Zimmermanns „Pax questuosa“ von 1982 ist ein Schrei von apokalyptischer Dimension. Die Choreografie dazu beginnt mit einem Bild: „Der Schrei“ von Edward Munch. Dazu ein Streichersatz von großer Intensität. Man muss hinhören. Man muss hinsehen. Dann folgt ein höchst expressives Solo, der Tänzer Oliver Preiß verlässt den neoklassischen Kanon, jetzt ein getanzter Schrei.
Zu Else Lasker-Schülers Gedicht „Es wird ein großer Stern in meinen Schoß fallen“ tanzt ein Trio, zwei Tänzer, eine Tänzerin. Eine visionäre Szene voller Zärtlichkeit und Harmonie wird jäh gebrochen durch brutale Gewalt. Das Werk endet mit einem Klangbild, der Chor – bisher auf einer Brücke hoch über dem Tanz – fährt herunter, die gestürzten Tänzer stehen auf, mischen sich unter die Sänger, nichts ist erledigt, die Klage bleibt. „Dona nobis pacem.“
Zuvor Mario Schröders choreografische Uraufführung „Blühende Landschaft“. Da mag man an Helmut Kohl und dessen Visionen denken. Bewegte Bilder der Hoffnung spielen eine Rolle, Sequenzen aus der Geschichte ebenfalls, vergebliche Hoffnungen ebenso wie die Narben, die jede Veränderung mit sich bringt. Zimmermanns Komposition ist ein klagender Gesang ohne Worte mit berührendem Solo für Violoncello. Schröder hat dazu eine sehr persönliche Choreografie geschaffen. Er nimmt Zitate von Uwe Scholz auf. Das sind Momente der Sehnsucht, das sind die Inseln, wie sie die Musik Zimmermanns besingt und wie sie durch die Musik von Johann Sebastian Bach als ein Kontinuum der Hoffnungen historische Grundierung bekommen.
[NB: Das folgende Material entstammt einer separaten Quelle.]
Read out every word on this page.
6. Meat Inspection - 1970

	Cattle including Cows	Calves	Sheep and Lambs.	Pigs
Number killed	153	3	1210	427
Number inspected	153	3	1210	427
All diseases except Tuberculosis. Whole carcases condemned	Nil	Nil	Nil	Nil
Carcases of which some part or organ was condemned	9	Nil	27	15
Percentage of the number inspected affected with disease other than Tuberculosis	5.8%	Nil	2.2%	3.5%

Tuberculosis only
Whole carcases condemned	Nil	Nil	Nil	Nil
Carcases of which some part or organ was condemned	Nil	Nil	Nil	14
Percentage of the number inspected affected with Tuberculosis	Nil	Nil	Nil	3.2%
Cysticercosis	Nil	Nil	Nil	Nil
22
Für das Leipziger Ballett und Mario Schröder läuft derzeit die dritte Saison. Es heißt ja, dass aller guten Dinge drei sind; Schröder hat die ersten Jahre genutzt, die Compagnie mit etlichen neuen Mitgliedern ist gut aufgestellt, sie ist mit unterschiedlichen Stilen präsent. Hier wird gut getanzt, die Tänzerinnen und Tänzer bringen Emotionen und unbedingte Strenge in den neoklassischen Passagen zusammen. So fällt der Abend letztlich, bei aller Unterschiedlichkeit, nicht in die Willkürlichkeit zweier Teile auseinander. Das Premierenpublikum feierte Mario Schröders Compagnie, die Sänger, den Chor und das Gewandhausorchester unter Anthony Bramall, besonders den von körperlichem Gebrechen stark gezeichneten Komponisten Udo Zimmermann, der im Oktober letzten Jahres seinen 70. Geburtstag feierte.